Senior Site Reliability Engineer at Cisco Meraki (San Francisco, CA)

Desired Skills and Experience

Collecting metrics, crunching data and improving service monitoring to detect problems before they’re visible to our customers.
Building systems to automate our server lifecycle, from configuration management to server bootstrap and decommission.
Scaling our continuous deployment system to accommodate a rapidly growing team and increasing feature velocity without compromising stability.
Troubleshooting, performing root cause analysis, and resolving production issues from the application and network layers all the way down to the system level. This might include anything from digging into source code (our own or from open source projects), hunting memory leaks, tracing bottlenecks in upstream networks, or database query optimization.
Advising other development teams when building new products so that they’re scalable, maintainable, and performing well.
Have 5+ years experience across a mix of software development and systems administration roles.
Script or code with 1-2 languages like Ruby, Scala, Python or Bash.
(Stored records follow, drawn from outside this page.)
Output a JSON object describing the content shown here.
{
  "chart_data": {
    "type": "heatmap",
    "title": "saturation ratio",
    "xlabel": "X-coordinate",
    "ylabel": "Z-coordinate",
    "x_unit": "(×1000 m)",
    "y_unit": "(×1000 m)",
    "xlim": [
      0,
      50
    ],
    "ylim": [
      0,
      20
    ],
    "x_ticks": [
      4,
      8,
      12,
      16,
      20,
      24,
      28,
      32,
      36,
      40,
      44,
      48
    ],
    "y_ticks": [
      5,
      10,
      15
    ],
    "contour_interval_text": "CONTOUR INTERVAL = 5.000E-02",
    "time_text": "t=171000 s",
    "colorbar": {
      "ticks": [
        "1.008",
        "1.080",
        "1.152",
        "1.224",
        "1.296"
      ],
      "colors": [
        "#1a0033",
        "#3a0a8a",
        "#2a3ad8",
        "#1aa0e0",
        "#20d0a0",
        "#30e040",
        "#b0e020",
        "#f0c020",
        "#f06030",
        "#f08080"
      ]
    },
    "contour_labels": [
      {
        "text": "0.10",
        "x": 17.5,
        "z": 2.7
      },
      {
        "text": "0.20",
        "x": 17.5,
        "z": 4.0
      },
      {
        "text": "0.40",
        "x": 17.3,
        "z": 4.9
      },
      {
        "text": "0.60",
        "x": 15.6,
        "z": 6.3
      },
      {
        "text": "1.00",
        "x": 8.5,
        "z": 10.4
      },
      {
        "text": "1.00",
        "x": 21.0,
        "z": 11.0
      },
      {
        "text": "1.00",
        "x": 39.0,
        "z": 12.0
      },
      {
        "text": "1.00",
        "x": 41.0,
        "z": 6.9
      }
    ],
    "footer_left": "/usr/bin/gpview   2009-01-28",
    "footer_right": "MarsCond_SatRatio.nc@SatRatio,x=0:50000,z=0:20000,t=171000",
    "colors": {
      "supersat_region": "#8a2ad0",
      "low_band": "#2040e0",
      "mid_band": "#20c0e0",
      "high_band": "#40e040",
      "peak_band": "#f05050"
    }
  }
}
You are comfortable digging into other people’s source code in search of the root cause of a problem and you automate all the things.
Care about the customer experience. You have experience supporting an externally-facing production environment.
Have experience on a pager rotation where you responded to escalations quickly to minimise customer downtime. This role requires being part of a one-week-in-eight on-call rotation.
Believe in the Unix way. You build large systems out of small components that each do one job and do it well. We run Debian.
Are familiar with logging and monitoring tools such as Graphite, Grafana, Logstash, ElasticSearch, statsd, collectd.